- Eintrittskarten des Metropol - A. C.
Kleine Kinos, die nicht den großen Ketten angehören, haben es oft schwer, sich gegen diese durchsetzen zu können. Aktuelle Filme, riesige Leinwände und 3D locken täglich unzählige Gäste in die Kinosäle von Cinestar und Co. Kleine Kinos können aufgrund ihrer begrenzten finanziellen Spielräume nicht mithalten, wenn sie nicht einen gewissen Kontrast bieten.
Noch vor kurzem ein besonders günstiges Kino
Das Kino Metropol setzte hierbei bislang auf eine gemütliche Atmosphäre und vor allem sehr günstige Eintrittspreise. In der Regel kosteten Kinokarten 2,50 Euro, am Kinotag 1,50 Euro und bei Überlänge (> 120 Minuten) noch 0,50 Euro extra. Außerdem wurde nicht zwischen Loge und Parkett unterschieden. In den vergleichsweise kleinen Sälen galt freie Platzwahl, womit das gemütliche Ambiente weiter verstärkt wurde. Die Hauptfinanzierung erfolgte über die Eintrittskarten, den im Foyer befindlichen Kiosk und Werbeeinnahmen der Homepage.
Trotz günstiger Preise - leere Säle im Chemnitzer Metropol
Obwohl die Ticketpreise weit unter denen der großen Kinoketten (vgl. die Preisliste auf der Homepage des Cinestar Chemnitz) lagen, waren die Vorführungen zumeist spärlich besetzt. Verschiedene Gründe sind denkbar: Zum einen wurden die in den Kinoketten aktuellen Filme erst etwa drei Monate später im Metropol vorgeführt, zum anderen erfuhren neue Besucher vornehmlich durch Freunde oder Bekannte von diesem Kino. Wer nach einen Kino sucht, um einen Film zu sehen, recherchiert eher nach den bekannten Kinoketten, da sie schnell und einfach zu finden sind. Dieser Nachteil ist für das Metropol nicht unerheblich.

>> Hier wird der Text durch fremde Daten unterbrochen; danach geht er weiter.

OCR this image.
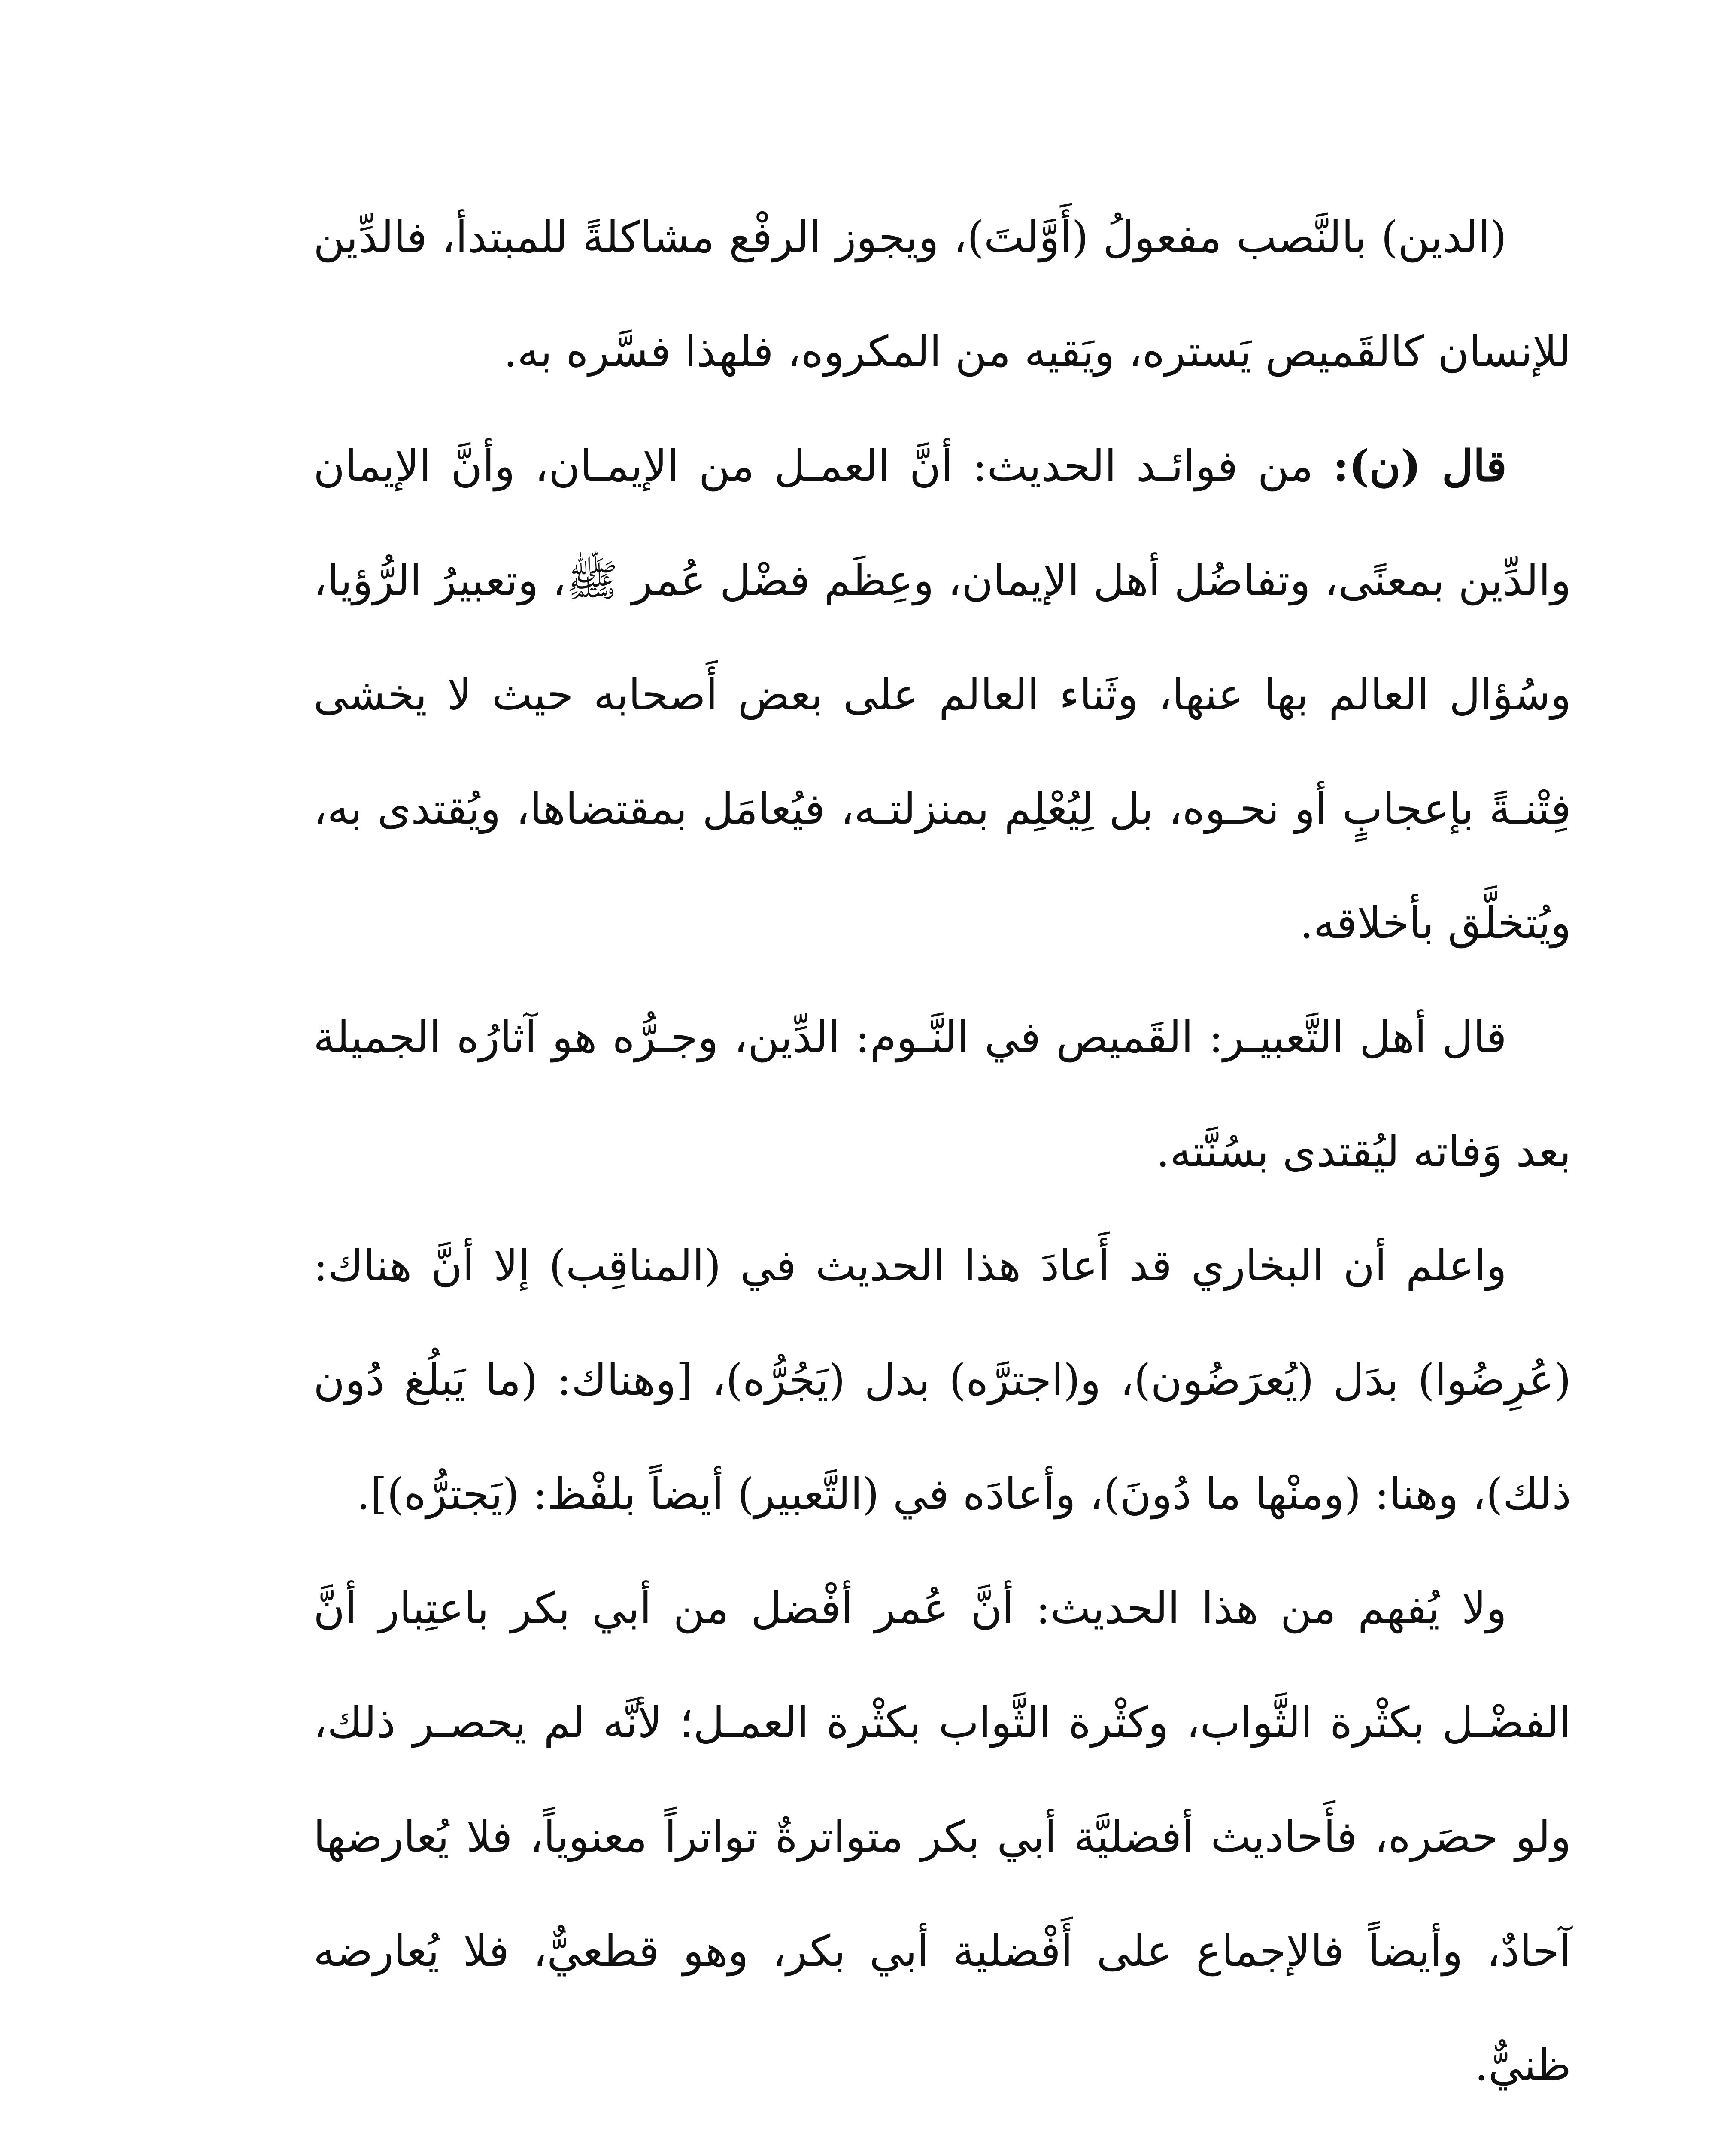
(الدين) بالنَّصب مفعولُ (أَوَّلتَ)، ويجوز الرفْع مشاكلةً للمبتدأ، فالدِّين للإنسان كالقَميص يَستره، ويَقيه من المكروه، فلهذا فسَّره به.

قال (ن): من فوائـد الحديث: أنَّ العمـل من الإيمـان، وأنَّ الإيمان والدِّين بمعنًى، وتفاضُل أهل الإيمان، وعِظَم فضْل عُمر ﷺ، وتعبيرُ الرُّؤيا، وسُؤال العالم بها عنها، وثَناء العالم على بعض أَصحابه حيث لا يخشى فِتْنـةً بإعجابٍ أو نحـوه، بل لِيُعْلِم بمنزلتـه، فيُعامَل بمقتضاها، ويُقتدى به، ويُتخلَّق بأخلاقه.

قال أهل التَّعبيـر: القَميص في النَّـوم: الدِّين، وجـرُّه هو آثارُه الجميلة بعد وَفاته ليُقتدى بسُنَّته.

واعلم أن البخاري قد أَعادَ هذا الحديث في (المناقِب) إلا أنَّ هناك: (عُرِضُوا) بدَل (يُعرَضُون)، و(اجترَّه) بدل (يَجُرُّه)، [وهناك: (ما يَبلُغ دُون ذلك)، وهنا: (ومنْها ما دُونَ)، وأعادَه في (التَّعبير) أيضاً بلفْظ: (يَجترُّه)].

ولا يُفهم من هذا الحديث: أنَّ عُمر أفْضل من أبي بكر باعتِبار أنَّ الفضْـل بكثْرة الثَّواب، وكثْرة الثَّواب بكثْرة العمـل؛ لأنَّه لم يحصـر ذلك، ولو حصَره، فأَحاديث أفضليَّة أبي بكر متواترةٌ تواتراً معنوياً، فلا يُعارضها آحادٌ، وأيضاً فالإجماع على أَفْضلية أبي بكر، وهو قطعيٌّ، فلا يُعارضه ظنيٌّ.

Ein Mittelweg als neue Strategie
Dadurch, dass die Kinosäle trotz günstiger Preise leer blieben, wurde kürzlich die Strategie gewechselt. Anstelle weit unter den üblichen Eintrittspreisen zu bleiben und erst Monate später aktuelle Blockbuster zu zeigen, wählte das Metropol nun den Mittelweg. Die Preise (vgl. Preisliste auf der Homepage des Metropol Chemnitz) betragen mittlerweile 4,50 Euro, 3,50 Euro am Kinotag und 1 Euro extra bei Überlänge (> 120 Minuten). Dafür werden die Filme mit geringerer Verspätung vorgeführt. Das Ziel besteht darin, die restliche, mediale Aufmerksamkeit aktueller, in den Kinos auslaufender Blockbuster zu nutzen, um Besucher durch günstigere Eintrittspreise in das Metropol zu locken und neben den Ticket- auch noch Kioskeinnahmen zu generieren.
Ein Hindernis bleibt
Die neue Strategie wird allerdings nur dann aufgehen, wenn auch das zweite Problem beseitigt wird: Die niedrige Aufmerksamkeit des Kinos. Ein Besuch der Homepage offenbart, dass die letzte mediale Aufmerksamkeit auf das Jahr 2006 zu datieren ist (vgl. die Rubrik "Presse" auf der Homepage des Metropol Chemnitz). Der Strategiewechsel birgt hierfür ein großes Potenzial: Das Metropol kann diesen als Relaunch des Kinos bewerben und mit der medialen Aufmerksamkeit zusätzliche Besucher generieren.